Mr Wattana Sithiwang beat Police Lieutenant Somboon Klapachon from the opposition's Seri Ruam Thai Party in Lampang province, with more than 61,914 votes against 38,336, according to unofficial results released by the Election Commission.
Mr Wattana was originally defeated in the March 2019 general election by Mr Ittirat Chandrasurin, an MP from Pheu Thai, the biggest opposition party.
Mr Ittirat beat Mr Wattana, the runner-up, by over 12,000 votes, but his death last month prompted the by-election.
According to Pheu Thai Party leader Sompong Amornvivat, Mr Ittirat's father, Pinit Chandrasurin, pulled out of the race to focus on a local election, leaving Lt Somboon, who received merely 2,466 votes and was ranked sixth last year to hold the fort for the opposition.
"The vote transfer from Pheu Thai supporters to Seri Ruam Thai was not clear. It could be votes from those against the government but not necessarily for the opposition," Dr Yuttaporn Issarachai, a political science professor at Sukhothai Thammathirat Open University, told The Straits Times. "The Chandrasurins are one of those local political dynasties. But as the opposition is weakening, a win this time would not make a difference."
According to Dr Yuttaporn, the PPRP had an advantage from being the ruling party with policies implemented, and it had Deputy Agriculture Minister Thamanat Prompow, an influential figure in the north, to lead the campaign. Mr Thamanat has been under fire since last year for his drug-related conviction in Australia in the 1990s.
"But local politics is different from politics at the national level. The locals would prioritise what Mr Thamanat had to offer them. It's part of the patronage system," said Dr Yuttaporn.
Lampang and the rest of the northern and north-eastern regions have been a stronghold of Pheu Thai and its preceding parties for nearly two decades. But the support for the party is dwindling. Government candidates have won four out of five by-elections since last year, three of them by PPRP candidates.
The government coalition initially had a razor-thin majority in the Lower House, at 254 against 246, but over the past year has gained a much more comfortable majority of 275 against 212, thanks to defections of opposition members, the dissolution of the Future Forward Party in February which saw its 11 MPs disqualified, and by-election victories.
Saturday marked the first election since anti-virus restrictions were implemented in mid-March, when cases spiked.
With domestic tourism slowly picking up, the lockdown has been gradually lifted since May 3, following a reduction in infections in late April.
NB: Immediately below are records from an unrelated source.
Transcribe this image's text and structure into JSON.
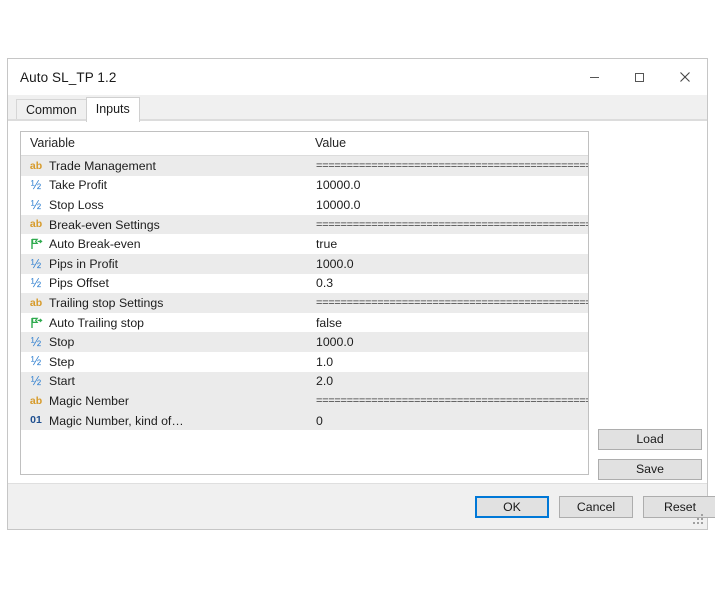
{
  "window": {
    "title": "Auto SL_TP 1.2",
    "controls": [
      {
        "name": "minimize",
        "label": "—"
      },
      {
        "name": "maximize",
        "label": "□"
      },
      {
        "name": "close",
        "label": "✕"
      }
    ]
  },
  "tabs": [
    {
      "label": "Common",
      "active": false
    },
    {
      "label": "Inputs",
      "active": true
    }
  ],
  "grid": {
    "headers": {
      "variable": "Variable",
      "value": "Value"
    },
    "separator": "==================================================",
    "rows": [
      {
        "icon": "ab",
        "name": "Trade Management",
        "value": "==================================================",
        "sep": true,
        "alt": true
      },
      {
        "icon": "half",
        "name": "Take Profit",
        "value": "10000.0",
        "sep": false,
        "alt": false
      },
      {
        "icon": "half",
        "name": "Stop Loss",
        "value": "10000.0",
        "sep": false,
        "alt": false
      },
      {
        "icon": "ab",
        "name": "Break-even Settings",
        "value": "==================================================",
        "sep": true,
        "alt": true
      },
      {
        "icon": "flag",
        "name": "Auto Break-even",
        "value": "true",
        "sep": false,
        "alt": false
      },
      {
        "icon": "half",
        "name": "Pips in Profit",
        "value": "1000.0",
        "sep": false,
        "alt": true
      },
      {
        "icon": "half",
        "name": "Pips Offset",
        "value": "0.3",
        "sep": false,
        "alt": false
      },
      {
        "icon": "ab",
        "name": "Trailing stop Settings",
        "value": "==================================================",
        "sep": true,
        "alt": true
      },
      {
        "icon": "flag",
        "name": "Auto Trailing stop",
        "value": "false",
        "sep": false,
        "alt": false
      },
      {
        "icon": "half",
        "name": "Stop",
        "value": "1000.0",
        "sep": false,
        "alt": true
      },
      {
        "icon": "half",
        "name": "Step",
        "value": "1.0",
        "sep": false,
        "alt": false
      },
      {
        "icon": "half",
        "name": "Start",
        "value": "2.0",
        "sep": false,
        "alt": true
      },
      {
        "icon": "ab",
        "name": "Magic Nember",
        "value": "==================================================",
        "sep": true,
        "alt": true
      },
      {
        "icon": "int",
        "name": "Magic Number, kind of…",
        "value": "0",
        "sep": false,
        "alt": true
      }
    ]
  },
  "side_buttons": {
    "load": "Load",
    "save": "Save"
  },
  "footer_buttons": {
    "ok": "OK",
    "cancel": "Cancel",
    "reset": "Reset"
  },
  "colors": {
    "accent": "#0078d7",
    "icon_string": "#d79b2b",
    "icon_double": "#2f7fd0",
    "icon_bool": "#2faa4e",
    "icon_int": "#1f4f8f"
  }
}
There have been no local transmissions in the past 28 days.
It was the first election with social distancing rules applied. Election staff wore masks and face shields, as did voters, who also had their temperatures checked, and had to sit or stand at least 1.5m apart. More polling stations were set up to prevent crowding.
The by-election, held amid the risk presented by the coronavirus, saw a turnout of 67 per cent of all eligible voters, lower than last year's 77 per cent.